Elegy chafes at this, but doesn’t comment. She’s aware that her entire body is shaking, but her mind is clear and steady. Sometimes there are no choices.

“Do you know the words of our blessing?” the woman says.

Elegy shakes her head.

“The Fever, we say, is change. To face change is to die.” The woman licks her lips, and continues. “The past self must die for the new self to be born, you see, and the Fever facilitates that birth.”

She holds the bowl up to her mouth again, and spits again. Elegy’s stomach turns.

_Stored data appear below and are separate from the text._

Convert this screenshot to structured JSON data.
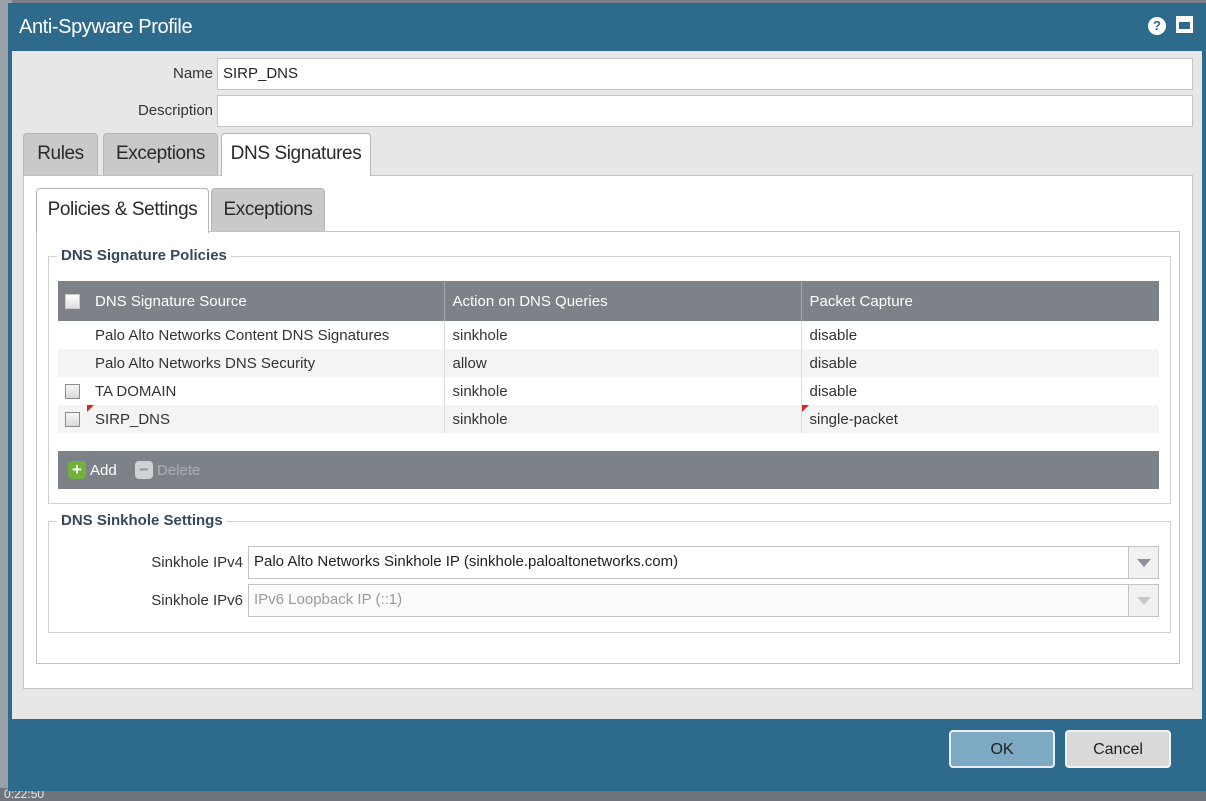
{
  "dialog": {
    "title": "Anti-Spyware Profile"
  },
  "form": {
    "name_label": "Name",
    "name_value": "SIRP_DNS",
    "description_label": "Description",
    "description_value": ""
  },
  "tabs": [
    {
      "label": "Rules",
      "active": false
    },
    {
      "label": "Exceptions",
      "active": false
    },
    {
      "label": "DNS Signatures",
      "active": true
    }
  ],
  "subtabs": [
    {
      "label": "Policies & Settings",
      "active": true
    },
    {
      "label": "Exceptions",
      "active": false
    }
  ],
  "dns_policies": {
    "legend": "DNS Signature Policies",
    "columns": [
      "DNS Signature Source",
      "Action on DNS Queries",
      "Packet Capture"
    ],
    "rows": [
      {
        "source": "Palo Alto Networks Content DNS Signatures",
        "action": "sinkhole",
        "capture": "disable",
        "checkbox": false
      },
      {
        "source": "Palo Alto Networks DNS Security",
        "action": "allow",
        "capture": "disable",
        "checkbox": false
      },
      {
        "source": "TA DOMAIN",
        "action": "sinkhole",
        "capture": "disable",
        "checkbox": true
      },
      {
        "source": "SIRP_DNS",
        "action": "sinkhole",
        "capture": "single-packet",
        "checkbox": true
      }
    ],
    "add_label": "Add",
    "delete_label": "Delete"
  },
  "sinkhole": {
    "legend": "DNS Sinkhole Settings",
    "ipv4_label": "Sinkhole IPv4",
    "ipv4_value": "Palo Alto Networks Sinkhole IP (sinkhole.paloaltonetworks.com)",
    "ipv6_label": "Sinkhole IPv6",
    "ipv6_value": "IPv6 Loopback IP (::1)"
  },
  "buttons": {
    "ok": "OK",
    "cancel": "Cancel"
  },
  "background": {
    "clock_fragment": "0:22:50"
  },
  "colors": {
    "titlebar": "#2e6a8c",
    "grid_header": "#7d8288",
    "add_icon": "#72b23b",
    "modified_flag": "#d7261e"
  }
}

“To die, we say, is to experience annihilation—-just as the caterpillar dissembles itself in the chrysalis and reassembles in a new body. To be reborn, we say, is to conquer it. May it be so. May it be so.”

She holds out the bowl.

“Are you certain?” the woman says.

It’s probably too late regardless, Elegy thinks. She’s been breathing the same air as this woman for several minutes now, which is enough to spread the Fever. But when she drinks this mixture, there will be no uncertainty: she will contract the Fever, and she will die.

Whether she comes back or not . . . well, even the augurs weren’t sure.

But they also told her she would need to see the future to navigate the doorway in the stars. And it’s not like she can kidnap an augur for her journey without starting an all--out war with the Talusar.

Elegy nods. She holds the bowl up to her lips.

The woman reaches for her, cradling her head as she drinks.

“I am eager to meet the real you,” the woman says.